Now the mission team at NASA’s Jet Propulsion Laboratory (JPL) is prepping the 4-pound, 19-inch-high helicopter for a record-breaking flight of 704 meters, a distance that will smash its current record by 77 meters.
To give that some context, that’s just short of the distance between the Lincoln Memorial and the far end of the Reflecting Pool, or six-and-a-half NFL football fields. Not bad for an autonomous flying machine in a world 166 million miles from our own.
NASA’s Mars helicopter features four specially made carbon-fiber blades arranged as two rotors that turn in opposite directions at between 2,400 and 2,800 rpm. These speeds allow the machine to achieve lift in the challenging martian atmosphere, which is 100 times thinner than Earth’s.
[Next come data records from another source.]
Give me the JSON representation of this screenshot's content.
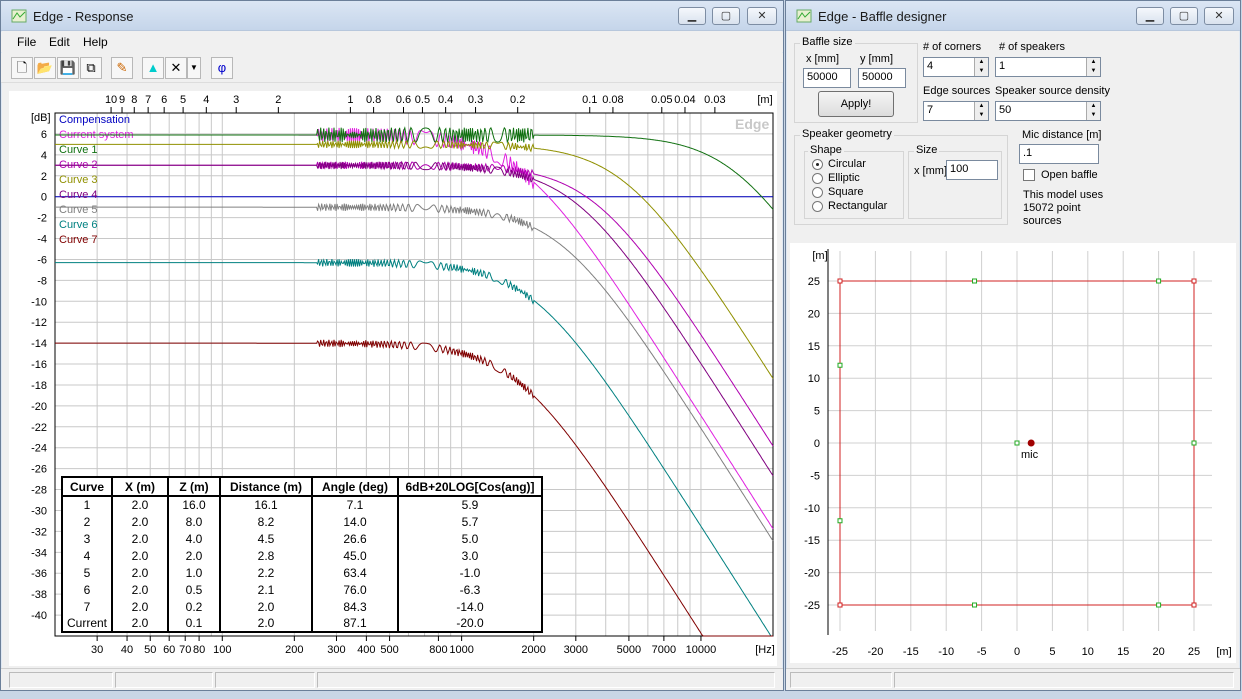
{
  "response_window": {
    "title": "Edge - Response",
    "menu": [
      "File",
      "Edit",
      "Help"
    ],
    "toolbar_icons": [
      "new-file-icon",
      "open-folder-icon",
      "save-icon",
      "copy-icon",
      "pen-icon",
      "bell-icon",
      "delete-x-icon",
      "dropdown-arrow-icon",
      "phi-icon"
    ],
    "phi_label": "φ",
    "watermark": "Edge",
    "chart_data": {
      "type": "line",
      "x_scale": "log",
      "x_unit": "[Hz]",
      "x_ticks": [
        "30",
        "40",
        "50",
        "60",
        "70",
        "80",
        "100",
        "200",
        "300",
        "400",
        "500",
        "800",
        "1000",
        "2000",
        "3000",
        "5000",
        "7000",
        "10000"
      ],
      "xlim": [
        20,
        20000
      ],
      "top_unit": "[m]",
      "top_ticks": [
        "10",
        "9",
        "8",
        "7",
        "6",
        "5",
        "4",
        "3",
        "2",
        "1",
        "0.8",
        "0.6",
        "0.5",
        "0.4",
        "0.3",
        "0.2",
        "0.1",
        "0.08",
        "0.05",
        "0.04",
        "0.03"
      ],
      "y_unit": "[dB]",
      "ylim": [
        -42,
        8
      ],
      "y_ticks": [
        6,
        4,
        2,
        0,
        -2,
        -4,
        -6,
        -8,
        -10,
        -12,
        -14,
        -16,
        -18,
        -20,
        -22,
        -24,
        -26,
        -28,
        -30,
        -32,
        -34,
        -36,
        -38,
        -40
      ],
      "grid": true,
      "legend_position": "top-left",
      "series": [
        {
          "name": "Compensation",
          "color": "#0000c0",
          "level_db": 0.0
        },
        {
          "name": "Current system",
          "color": "#e020e0",
          "level_db": 5.9
        },
        {
          "name": "Curve 1",
          "color": "#107010",
          "level_db": 5.9
        },
        {
          "name": "Curve 2",
          "color": "#b000b0",
          "level_db": 3.0
        },
        {
          "name": "Curve 3",
          "color": "#909000",
          "level_db": 5.0
        },
        {
          "name": "Curve 4",
          "color": "#800080",
          "level_db": 3.0
        },
        {
          "name": "Curve 5",
          "color": "#808080",
          "level_db": -1.0
        },
        {
          "name": "Curve 6",
          "color": "#008080",
          "level_db": -6.3
        },
        {
          "name": "Curve 7",
          "color": "#800000",
          "level_db": -14.0
        }
      ]
    },
    "table": {
      "headers": [
        "Curve",
        "X (m)",
        "Z (m)",
        "Distance (m)",
        "Angle (deg)",
        "6dB+20LOG[Cos(ang)]"
      ],
      "rows": [
        [
          "1",
          "2.0",
          "16.0",
          "16.1",
          "7.1",
          "5.9"
        ],
        [
          "2",
          "2.0",
          "8.0",
          "8.2",
          "14.0",
          "5.7"
        ],
        [
          "3",
          "2.0",
          "4.0",
          "4.5",
          "26.6",
          "5.0"
        ],
        [
          "4",
          "2.0",
          "2.0",
          "2.8",
          "45.0",
          "3.0"
        ],
        [
          "5",
          "2.0",
          "1.0",
          "2.2",
          "63.4",
          "-1.0"
        ],
        [
          "6",
          "2.0",
          "0.5",
          "2.1",
          "76.0",
          "-6.3"
        ],
        [
          "7",
          "2.0",
          "0.2",
          "2.0",
          "84.3",
          "-14.0"
        ],
        [
          "Current",
          "2.0",
          "0.1",
          "2.0",
          "87.1",
          "-20.0"
        ]
      ]
    }
  },
  "baffle_window": {
    "title": "Edge - Baffle designer",
    "baffle_size": {
      "group": "Baffle size",
      "x_label": "x [mm]",
      "y_label": "y [mm]",
      "x_value": "50000",
      "y_value": "50000",
      "apply": "Apply!"
    },
    "corners": {
      "label": "# of corners",
      "value": "4"
    },
    "speakers": {
      "label": "# of speakers",
      "value": "1"
    },
    "edge_sources": {
      "label": "Edge sources",
      "value": "7"
    },
    "density": {
      "label": "Speaker source density",
      "value": "50"
    },
    "geometry": {
      "group": "Speaker geometry",
      "shape_group": "Shape",
      "shapes": [
        "Circular",
        "Elliptic",
        "Square",
        "Rectangular"
      ],
      "selected": "Circular",
      "size_group": "Size",
      "size_label": "x [mm]",
      "size_value": "100"
    },
    "mic": {
      "label": "Mic distance [m]",
      "value": ".1",
      "open_baffle": "Open baffle",
      "open_baffle_checked": false
    },
    "model_note": "This model uses 15072 point sources",
    "plot": {
      "unit_y": "[m]",
      "unit_x": "[m]",
      "ticks": [
        25,
        20,
        15,
        10,
        5,
        0,
        -5,
        -10,
        -15,
        -20,
        -25
      ],
      "x_ticks_labels": [
        "-25",
        "-20",
        "-15",
        "-10",
        "-5",
        "0",
        "5",
        "10",
        "15",
        "20",
        "25"
      ],
      "baffle_color": "#d02020",
      "baffle_corners": [
        [
          -25,
          25
        ],
        [
          25,
          25
        ],
        [
          25,
          -25
        ],
        [
          -25,
          -25
        ]
      ],
      "edge_points": [
        [
          -6,
          25
        ],
        [
          20,
          25
        ],
        [
          -25,
          12
        ],
        [
          -25,
          -12
        ],
        [
          -6,
          -25
        ],
        [
          20,
          -25
        ],
        [
          25,
          0
        ],
        [
          0,
          0
        ]
      ],
      "mic_label": "mic",
      "speaker": [
        2,
        0
      ]
    }
  }
}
Ingenuity’s smarts are contained in a small box-like fuselage, which also includes a small heater to help it deal with the planet’s extremely cold conditions.
NASA has been using Ingenuity to test its technology with the aim of building a more advanced flying machine for future missions. As Ingenuity has already been doing for Perseverance, aircraft can assist ground-based planetary rovers by using an onboard camera to check if a location is worth further exploration. It can also search out the most efficient rover route between locations of scientific interest and map a planet’s surface from just a few meters in the air, photographing the surface in much greater detail than a high-flying orbiter.
Ingenuity completed its most recent flight, the 24th, on April 3, the team at JPL revealed this week. The flight lasted almost 70 seconds and covered a distance of just over 47 meters at a top speed of 3.2 mph. No date has yet been set for its record-breaking 25th flight.
The current Mars mission is using Perseverance to search for signs of ancient microbial life on the planet and to collect rock samples for return to Earth by a later mission. Perseverance and Ingenuity are also gathering data that could be useful for the first crewed mission to Mars, though NASA has yet to offer a solid date for the highly anticipated endeavor.